Молодые Саша и Парасковья Леонтьевна сидели за столом и мирно пили чай. У самовара хозяйничала молодая хозяйка. Парасковья Леонтьевна, недовольно поджав губы, ревниво следила за быстрыми и ловкими движениями белых красивых рук снохи, наливающих чай и раздающих чашки, и только тихо, незаметно вздыхала. Дымов светился счастьем. Саша был молчалив и не по-детски мрачен. Какой-то надоедливый червячок точил его сердце, он считал себя в чем-то виноватым перед отцом, словно он предал его и весь этот вечер мысленно был далеко-далеко отсюда, от этого стола и чая, от этих тихих разговоров, в прошлом, недавнем и таком далеком, вместе с веселым и жизнерадостным отцом, и словно просил у него прощения и за этот тихий вечер пролетья, за этот чай и за то, что его мать сидит рядом с веселым и ласковым Дымовым, его учеником, и что они теперь не просто пьют чай в гостях, а муж и жена. А он, папа, отдавший всем этим людям свою молодую жизнь, гниет в земле.

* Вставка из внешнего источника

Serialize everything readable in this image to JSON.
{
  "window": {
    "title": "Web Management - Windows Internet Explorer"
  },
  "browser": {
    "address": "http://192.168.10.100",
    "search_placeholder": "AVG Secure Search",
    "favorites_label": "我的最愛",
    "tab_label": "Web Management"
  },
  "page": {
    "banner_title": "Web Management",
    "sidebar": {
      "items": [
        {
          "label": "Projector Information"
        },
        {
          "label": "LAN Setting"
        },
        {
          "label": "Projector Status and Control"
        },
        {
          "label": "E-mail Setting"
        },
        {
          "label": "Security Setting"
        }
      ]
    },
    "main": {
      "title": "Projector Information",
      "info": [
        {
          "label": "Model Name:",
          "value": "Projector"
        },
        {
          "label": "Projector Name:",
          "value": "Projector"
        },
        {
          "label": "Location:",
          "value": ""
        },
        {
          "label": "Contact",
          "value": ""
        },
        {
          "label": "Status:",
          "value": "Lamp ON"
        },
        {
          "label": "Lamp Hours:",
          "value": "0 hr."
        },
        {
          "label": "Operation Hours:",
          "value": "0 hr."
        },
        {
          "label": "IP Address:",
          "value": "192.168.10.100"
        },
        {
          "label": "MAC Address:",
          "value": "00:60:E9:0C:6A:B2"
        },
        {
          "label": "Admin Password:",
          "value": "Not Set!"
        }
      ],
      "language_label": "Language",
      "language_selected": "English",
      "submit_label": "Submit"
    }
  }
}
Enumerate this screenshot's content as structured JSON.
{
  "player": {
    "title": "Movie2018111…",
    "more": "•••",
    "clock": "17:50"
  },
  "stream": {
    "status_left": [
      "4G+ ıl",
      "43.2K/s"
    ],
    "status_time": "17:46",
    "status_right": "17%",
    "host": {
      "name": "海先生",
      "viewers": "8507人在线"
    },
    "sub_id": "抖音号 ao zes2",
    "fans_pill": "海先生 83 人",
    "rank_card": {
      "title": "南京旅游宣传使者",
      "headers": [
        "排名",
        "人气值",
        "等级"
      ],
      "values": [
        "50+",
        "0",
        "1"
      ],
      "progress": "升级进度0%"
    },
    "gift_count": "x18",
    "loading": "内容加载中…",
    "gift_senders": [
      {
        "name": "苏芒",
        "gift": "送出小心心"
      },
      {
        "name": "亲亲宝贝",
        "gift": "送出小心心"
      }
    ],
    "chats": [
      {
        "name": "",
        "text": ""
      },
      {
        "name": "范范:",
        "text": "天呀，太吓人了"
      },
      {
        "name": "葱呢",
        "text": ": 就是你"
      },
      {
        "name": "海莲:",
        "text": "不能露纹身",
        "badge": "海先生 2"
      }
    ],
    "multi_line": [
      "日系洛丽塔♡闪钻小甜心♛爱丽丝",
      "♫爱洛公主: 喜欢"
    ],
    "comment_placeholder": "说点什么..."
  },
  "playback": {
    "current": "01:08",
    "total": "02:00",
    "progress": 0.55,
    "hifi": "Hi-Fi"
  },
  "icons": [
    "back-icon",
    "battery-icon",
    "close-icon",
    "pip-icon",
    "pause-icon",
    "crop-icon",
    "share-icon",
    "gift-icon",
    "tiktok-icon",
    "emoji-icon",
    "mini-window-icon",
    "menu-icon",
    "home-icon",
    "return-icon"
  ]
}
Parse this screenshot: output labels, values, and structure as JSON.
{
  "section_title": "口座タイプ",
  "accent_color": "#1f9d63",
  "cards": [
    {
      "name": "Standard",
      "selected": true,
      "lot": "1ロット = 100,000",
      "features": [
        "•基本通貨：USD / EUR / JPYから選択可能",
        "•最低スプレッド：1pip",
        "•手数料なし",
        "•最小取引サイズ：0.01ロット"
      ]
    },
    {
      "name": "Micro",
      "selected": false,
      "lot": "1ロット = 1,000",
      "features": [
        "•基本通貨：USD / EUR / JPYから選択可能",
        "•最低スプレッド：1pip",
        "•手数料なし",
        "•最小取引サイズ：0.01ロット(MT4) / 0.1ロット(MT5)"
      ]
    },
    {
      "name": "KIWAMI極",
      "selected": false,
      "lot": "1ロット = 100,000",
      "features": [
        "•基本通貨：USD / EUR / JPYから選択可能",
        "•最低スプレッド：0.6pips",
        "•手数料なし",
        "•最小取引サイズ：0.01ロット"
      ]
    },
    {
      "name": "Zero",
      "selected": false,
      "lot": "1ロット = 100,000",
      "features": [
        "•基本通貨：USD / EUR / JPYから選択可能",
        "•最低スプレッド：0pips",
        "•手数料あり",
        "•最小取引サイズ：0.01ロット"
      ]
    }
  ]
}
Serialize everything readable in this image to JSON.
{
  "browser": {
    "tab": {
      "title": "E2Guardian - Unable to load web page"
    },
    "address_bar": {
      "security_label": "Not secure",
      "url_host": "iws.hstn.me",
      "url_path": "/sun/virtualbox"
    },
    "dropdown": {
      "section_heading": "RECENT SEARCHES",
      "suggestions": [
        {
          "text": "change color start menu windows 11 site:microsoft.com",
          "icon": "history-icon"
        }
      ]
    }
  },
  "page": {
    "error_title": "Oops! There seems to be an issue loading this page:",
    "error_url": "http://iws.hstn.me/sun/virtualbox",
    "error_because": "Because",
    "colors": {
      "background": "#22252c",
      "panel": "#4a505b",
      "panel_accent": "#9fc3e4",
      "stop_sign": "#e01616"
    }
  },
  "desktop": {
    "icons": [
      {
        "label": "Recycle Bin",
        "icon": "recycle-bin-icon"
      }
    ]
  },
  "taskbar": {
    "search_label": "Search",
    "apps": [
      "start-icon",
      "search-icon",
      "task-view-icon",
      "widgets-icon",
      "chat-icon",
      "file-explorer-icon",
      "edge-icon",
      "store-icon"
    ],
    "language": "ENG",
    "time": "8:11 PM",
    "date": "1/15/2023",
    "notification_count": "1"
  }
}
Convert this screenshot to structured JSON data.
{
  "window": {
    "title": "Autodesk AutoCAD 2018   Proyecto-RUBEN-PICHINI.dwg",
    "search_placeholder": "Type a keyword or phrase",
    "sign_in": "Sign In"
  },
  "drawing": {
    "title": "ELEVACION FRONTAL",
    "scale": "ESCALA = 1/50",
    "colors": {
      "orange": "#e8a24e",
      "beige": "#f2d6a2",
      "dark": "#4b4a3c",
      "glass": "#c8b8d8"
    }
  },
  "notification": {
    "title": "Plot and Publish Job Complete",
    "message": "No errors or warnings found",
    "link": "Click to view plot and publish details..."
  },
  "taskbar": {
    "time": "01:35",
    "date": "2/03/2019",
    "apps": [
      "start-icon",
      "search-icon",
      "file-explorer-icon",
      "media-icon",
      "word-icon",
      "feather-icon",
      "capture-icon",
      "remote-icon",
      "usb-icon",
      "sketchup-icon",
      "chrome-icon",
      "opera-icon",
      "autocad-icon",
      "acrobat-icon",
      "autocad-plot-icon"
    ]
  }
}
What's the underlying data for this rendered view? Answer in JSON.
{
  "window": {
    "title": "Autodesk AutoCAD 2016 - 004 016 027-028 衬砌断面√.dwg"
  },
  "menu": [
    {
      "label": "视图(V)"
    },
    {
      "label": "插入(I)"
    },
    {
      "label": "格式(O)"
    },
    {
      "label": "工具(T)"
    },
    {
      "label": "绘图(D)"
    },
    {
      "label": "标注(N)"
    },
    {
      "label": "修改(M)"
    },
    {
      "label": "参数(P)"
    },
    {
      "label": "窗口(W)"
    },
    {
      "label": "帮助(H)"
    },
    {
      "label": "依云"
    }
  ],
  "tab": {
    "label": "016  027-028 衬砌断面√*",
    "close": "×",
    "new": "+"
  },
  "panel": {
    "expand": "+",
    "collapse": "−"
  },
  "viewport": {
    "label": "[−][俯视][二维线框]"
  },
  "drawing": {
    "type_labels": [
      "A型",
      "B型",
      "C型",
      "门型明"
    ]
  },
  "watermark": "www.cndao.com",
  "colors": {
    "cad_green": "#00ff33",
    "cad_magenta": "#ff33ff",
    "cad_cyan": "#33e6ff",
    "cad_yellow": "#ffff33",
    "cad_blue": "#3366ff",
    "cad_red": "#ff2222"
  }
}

Елене Николаевне казалось, что счастье и мир навсегда поселились в этом старом доме, будущее рисовалось ей безоблачным и радужным. Но не зря же изрек мудрец: не хвались завтрашним днем, потому, что не знаешь, что родит тот день.
А большая всенародная беда стояла уже у порога. Где-то в кабинетах древнего Кремля, помнившего шаги русских царей и знати, уже был разработан и подписан великим вождем народов чудовищный план истребления русского мужика-землепашца.
Глава
VIII
В последнюю неделю марта в природе враз что-то взъярилось. Ласково и щедро стало припекать округлившееся солнце. Снега поплыли. По лощинам весело запели, пузырясь и пенясь, ранние ручьи. Все вокруг оживало от долгой зимней спячки. Подгорновчане, весело поглядывая на буйное разловодье, поджидали вестников весны – скворцов.
Но поворот солнца на весну был кратковременным и обманчивым. В ночь на первое апреля на Подгорное вновь обрушился с невиданной свирепой силой хиуз. Наплыли нивесть откуда черно-свинцовые тучи, посыпал обильно снег, засвистела, загуляла по притихшим заулкам дикая пурга. Село за одни сутки вновь как в феврале замело по крыши снегом, сравняло глубокие не успевшие растаять зимники. Ни проехать, ни пройти. Мело и завихривало целую неделю.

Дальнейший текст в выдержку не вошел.